Many times considered a guide to social interaction, ethical principles have been revealed to be far more than just abstract ideas. The present financial crisis has demonstrated that the observance of ethical principles creates a framework where interaction with others can take place in an equitable, honest and productive manner.

We know that business values, in general, tend to be driven by amoral behaviors, in great part due to competition, efficiency or simply profit, not to mention greed. For many years previous to the 2008 crisis, the world simply accepted unethical and even immoral behaviors because they led the world to believe in a false wealth, a lie which led many individuals to “lose” a significant part of their personal wealth.

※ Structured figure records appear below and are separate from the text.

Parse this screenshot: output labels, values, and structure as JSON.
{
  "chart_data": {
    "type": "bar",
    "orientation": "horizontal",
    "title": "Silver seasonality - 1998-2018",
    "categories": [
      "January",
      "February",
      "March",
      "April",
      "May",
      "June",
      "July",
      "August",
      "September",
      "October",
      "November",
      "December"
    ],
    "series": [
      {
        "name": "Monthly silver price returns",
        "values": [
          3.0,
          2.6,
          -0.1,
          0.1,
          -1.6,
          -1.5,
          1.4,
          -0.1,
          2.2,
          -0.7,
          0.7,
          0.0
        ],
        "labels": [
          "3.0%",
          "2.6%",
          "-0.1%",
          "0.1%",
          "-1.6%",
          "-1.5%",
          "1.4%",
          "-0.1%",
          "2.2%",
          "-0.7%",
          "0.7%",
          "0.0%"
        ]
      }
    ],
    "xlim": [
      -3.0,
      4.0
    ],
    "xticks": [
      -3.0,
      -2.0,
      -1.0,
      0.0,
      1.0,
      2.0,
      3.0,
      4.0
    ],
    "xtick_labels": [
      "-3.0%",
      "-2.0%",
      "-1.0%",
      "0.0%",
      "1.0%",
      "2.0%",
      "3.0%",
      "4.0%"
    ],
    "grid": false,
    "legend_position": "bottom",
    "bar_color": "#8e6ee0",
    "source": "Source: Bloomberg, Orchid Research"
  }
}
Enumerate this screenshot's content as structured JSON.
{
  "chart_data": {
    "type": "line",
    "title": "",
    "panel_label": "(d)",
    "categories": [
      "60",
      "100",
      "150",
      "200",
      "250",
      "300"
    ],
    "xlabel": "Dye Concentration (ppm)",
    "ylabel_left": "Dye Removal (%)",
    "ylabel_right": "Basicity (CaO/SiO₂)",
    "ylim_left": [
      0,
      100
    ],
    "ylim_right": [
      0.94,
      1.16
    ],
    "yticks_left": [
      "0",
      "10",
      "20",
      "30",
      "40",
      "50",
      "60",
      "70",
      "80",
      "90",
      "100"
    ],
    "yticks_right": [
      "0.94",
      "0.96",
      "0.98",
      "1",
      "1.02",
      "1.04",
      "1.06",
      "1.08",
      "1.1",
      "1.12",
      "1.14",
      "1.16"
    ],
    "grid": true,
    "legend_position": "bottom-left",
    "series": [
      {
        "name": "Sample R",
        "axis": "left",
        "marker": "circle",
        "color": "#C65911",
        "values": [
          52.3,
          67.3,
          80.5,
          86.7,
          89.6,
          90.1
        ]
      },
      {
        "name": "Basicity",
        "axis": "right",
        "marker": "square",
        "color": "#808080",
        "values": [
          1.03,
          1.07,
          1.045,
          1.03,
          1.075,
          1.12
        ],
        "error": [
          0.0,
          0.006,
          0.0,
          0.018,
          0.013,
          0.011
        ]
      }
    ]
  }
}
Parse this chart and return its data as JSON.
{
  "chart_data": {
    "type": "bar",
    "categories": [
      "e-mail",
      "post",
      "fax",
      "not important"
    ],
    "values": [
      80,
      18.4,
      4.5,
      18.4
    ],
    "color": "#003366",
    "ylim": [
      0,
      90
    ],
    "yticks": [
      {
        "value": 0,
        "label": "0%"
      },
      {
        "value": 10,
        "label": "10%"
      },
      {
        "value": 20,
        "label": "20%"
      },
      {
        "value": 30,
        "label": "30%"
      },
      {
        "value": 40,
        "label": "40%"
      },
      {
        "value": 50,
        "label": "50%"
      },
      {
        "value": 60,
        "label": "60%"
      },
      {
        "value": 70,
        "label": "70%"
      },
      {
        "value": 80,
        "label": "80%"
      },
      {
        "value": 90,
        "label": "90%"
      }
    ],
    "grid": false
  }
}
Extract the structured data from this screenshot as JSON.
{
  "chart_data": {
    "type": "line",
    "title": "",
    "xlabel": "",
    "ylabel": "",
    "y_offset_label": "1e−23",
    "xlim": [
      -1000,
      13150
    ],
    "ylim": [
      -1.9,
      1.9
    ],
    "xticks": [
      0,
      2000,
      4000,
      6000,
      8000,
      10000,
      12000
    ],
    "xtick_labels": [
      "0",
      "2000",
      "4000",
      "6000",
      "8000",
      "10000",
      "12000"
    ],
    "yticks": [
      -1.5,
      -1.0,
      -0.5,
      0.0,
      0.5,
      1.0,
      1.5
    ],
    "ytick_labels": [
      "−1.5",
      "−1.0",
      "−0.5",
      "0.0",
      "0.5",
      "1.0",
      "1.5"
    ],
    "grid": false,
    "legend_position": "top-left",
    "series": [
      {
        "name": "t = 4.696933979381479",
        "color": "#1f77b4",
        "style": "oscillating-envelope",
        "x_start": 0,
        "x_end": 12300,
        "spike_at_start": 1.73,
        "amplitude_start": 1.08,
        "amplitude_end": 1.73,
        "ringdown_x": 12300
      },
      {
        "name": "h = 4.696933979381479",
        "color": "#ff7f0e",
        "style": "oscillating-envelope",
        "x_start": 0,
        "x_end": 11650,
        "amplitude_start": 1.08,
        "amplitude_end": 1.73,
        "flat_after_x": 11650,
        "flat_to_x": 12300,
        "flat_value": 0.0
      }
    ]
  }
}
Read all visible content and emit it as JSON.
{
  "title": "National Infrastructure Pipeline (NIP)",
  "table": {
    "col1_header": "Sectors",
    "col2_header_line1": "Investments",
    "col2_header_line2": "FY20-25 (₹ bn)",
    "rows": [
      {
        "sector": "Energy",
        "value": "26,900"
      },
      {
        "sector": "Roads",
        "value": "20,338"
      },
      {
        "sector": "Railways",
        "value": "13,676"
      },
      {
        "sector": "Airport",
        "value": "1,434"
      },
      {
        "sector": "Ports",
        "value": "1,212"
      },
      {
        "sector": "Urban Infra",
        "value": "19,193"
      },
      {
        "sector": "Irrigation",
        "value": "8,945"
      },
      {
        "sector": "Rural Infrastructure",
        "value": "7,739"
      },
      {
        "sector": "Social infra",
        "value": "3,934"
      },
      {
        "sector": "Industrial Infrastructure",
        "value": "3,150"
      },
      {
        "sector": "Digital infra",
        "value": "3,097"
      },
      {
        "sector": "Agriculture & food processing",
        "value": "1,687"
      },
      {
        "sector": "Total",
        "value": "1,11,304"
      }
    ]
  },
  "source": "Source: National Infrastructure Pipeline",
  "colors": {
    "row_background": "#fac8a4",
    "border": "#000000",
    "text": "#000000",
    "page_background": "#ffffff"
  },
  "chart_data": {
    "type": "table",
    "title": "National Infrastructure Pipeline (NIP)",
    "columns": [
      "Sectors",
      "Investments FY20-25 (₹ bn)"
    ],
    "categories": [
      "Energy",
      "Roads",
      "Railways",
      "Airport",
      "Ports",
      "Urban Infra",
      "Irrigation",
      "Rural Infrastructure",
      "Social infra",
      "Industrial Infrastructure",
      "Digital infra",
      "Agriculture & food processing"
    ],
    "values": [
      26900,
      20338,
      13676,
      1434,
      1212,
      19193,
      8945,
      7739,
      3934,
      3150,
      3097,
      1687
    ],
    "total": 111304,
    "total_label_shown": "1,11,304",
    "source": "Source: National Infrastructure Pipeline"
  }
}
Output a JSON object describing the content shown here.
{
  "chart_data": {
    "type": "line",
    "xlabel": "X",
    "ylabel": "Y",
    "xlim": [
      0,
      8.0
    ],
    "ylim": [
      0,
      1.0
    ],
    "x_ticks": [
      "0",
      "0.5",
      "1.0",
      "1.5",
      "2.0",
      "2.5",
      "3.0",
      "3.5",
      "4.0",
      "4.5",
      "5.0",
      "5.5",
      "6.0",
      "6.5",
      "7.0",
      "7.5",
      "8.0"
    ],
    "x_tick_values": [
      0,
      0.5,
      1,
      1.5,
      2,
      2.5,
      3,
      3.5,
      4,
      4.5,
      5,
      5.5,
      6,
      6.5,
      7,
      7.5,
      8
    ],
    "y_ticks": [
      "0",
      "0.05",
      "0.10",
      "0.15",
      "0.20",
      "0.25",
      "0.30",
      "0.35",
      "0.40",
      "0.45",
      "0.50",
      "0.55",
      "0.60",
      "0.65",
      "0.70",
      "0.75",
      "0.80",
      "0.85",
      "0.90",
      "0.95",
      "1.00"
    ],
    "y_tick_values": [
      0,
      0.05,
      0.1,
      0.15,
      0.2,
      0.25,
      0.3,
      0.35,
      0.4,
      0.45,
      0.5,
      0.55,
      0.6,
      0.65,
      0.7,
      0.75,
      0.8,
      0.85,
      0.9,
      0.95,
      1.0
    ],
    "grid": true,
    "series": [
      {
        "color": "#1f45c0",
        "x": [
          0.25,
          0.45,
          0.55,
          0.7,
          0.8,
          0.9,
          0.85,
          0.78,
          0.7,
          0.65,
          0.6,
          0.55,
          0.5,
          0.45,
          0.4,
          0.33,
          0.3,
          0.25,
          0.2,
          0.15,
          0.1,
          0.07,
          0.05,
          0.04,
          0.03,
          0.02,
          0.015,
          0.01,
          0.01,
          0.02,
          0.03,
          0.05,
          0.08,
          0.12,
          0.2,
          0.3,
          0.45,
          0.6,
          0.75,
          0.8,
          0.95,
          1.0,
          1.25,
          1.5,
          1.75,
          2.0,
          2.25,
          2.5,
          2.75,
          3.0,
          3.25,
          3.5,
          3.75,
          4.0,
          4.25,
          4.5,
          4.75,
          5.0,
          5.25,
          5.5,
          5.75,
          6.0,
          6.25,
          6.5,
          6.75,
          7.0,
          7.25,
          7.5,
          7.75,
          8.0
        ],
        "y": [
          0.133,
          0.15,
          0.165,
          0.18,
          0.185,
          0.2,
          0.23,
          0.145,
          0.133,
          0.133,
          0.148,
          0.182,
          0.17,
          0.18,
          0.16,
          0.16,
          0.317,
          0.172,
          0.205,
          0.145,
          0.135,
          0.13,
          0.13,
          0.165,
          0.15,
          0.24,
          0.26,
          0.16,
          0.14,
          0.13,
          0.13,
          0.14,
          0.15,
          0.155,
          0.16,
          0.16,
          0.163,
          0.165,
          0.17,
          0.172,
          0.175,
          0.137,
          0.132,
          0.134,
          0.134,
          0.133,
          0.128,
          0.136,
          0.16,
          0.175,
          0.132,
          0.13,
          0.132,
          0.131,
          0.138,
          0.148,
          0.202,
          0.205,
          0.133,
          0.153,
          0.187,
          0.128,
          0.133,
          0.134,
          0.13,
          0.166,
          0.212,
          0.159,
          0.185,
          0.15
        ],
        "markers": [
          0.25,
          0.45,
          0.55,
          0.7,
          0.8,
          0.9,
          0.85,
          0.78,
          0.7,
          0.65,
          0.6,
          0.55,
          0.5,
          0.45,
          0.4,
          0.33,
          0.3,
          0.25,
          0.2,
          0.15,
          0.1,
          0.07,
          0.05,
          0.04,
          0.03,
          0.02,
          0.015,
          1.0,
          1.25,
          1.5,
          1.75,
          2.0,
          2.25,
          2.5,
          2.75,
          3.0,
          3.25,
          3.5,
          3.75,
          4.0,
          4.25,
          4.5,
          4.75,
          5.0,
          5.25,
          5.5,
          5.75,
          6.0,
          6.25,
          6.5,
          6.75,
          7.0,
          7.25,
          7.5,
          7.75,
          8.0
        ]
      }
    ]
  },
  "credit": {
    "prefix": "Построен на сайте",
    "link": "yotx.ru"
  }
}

A short list of justifications commonly accepted by a corrupt corporate environment includes:

  • I had no choice” ….i.e. denying responsibility;

  • “No one is hurt” …..i.e. denying injury;

  • “Blaming violated parties”…i.e. denying victims;

  • “They are worse than we are”…i.e. social weighting;

  • “It was for a good cause”…i.e. appeal to higher loyalties;

  • “I have the right to be unethical because of poverty (or wealth)”…i.e. self justification.

For many years, codes of ethics were considered binding and were respected by the private sector. In fact, the Internet environment has contributed to new and different ways to recruit, mislead and coerce the public, in addition to more traditional methods. Only after the actual crisis did information technology become a prime concern for researchers seeking a connection between Internet technology and unethical behavior, which in a larger context, is deviant behavior in that it is not socially acceptable to steal to take what is not one’s own. Without a doubt, behaviors by investment banks and the stock market contributed overwhelmingly to the impoverishment of millions and hardship to countless others.

  • Computer crimes:

  • Computer crime has become an instrument for unethical actions and frauds because of unauthorized access to a data, theft, defamation, intimidation, bullying, etc.;

  • Computer technology has become a tool used to violate the law and deny the rights to information access and privacy, leading to anti-social practices like cyber bullying, sexual solicitation, information piracy, etc.

  • The interconnectedness of the Web has increased the incidence of electronic fraud, including credit and debit card theft, identity theft and the unauthorized transfer of funds, as well as legal practices such as automatic buying and selling in the stock market.

  • The Internet has contributed to a growing number of security problems related to e-mails, the theft of personal or financial information and the loss or manipulation of records.

  • The Internet has also expanded the scope of crimes involving obscenity/pornography, child solicitation for sex, violence against minorities, terrorism, etc.

  • Computer risks:

  • Aircraft control might be affected by hackers;

  • Nuclear power plant control can be compromised by insecure computer network environments;

  • Military computer networks have insecure spaces that compromise national security as hackers might steal user names and passwords, which can lead to the leaking of confidential or proprietary information;

  • The privacy and security of E-commerce can be compromise by unauthorized persons.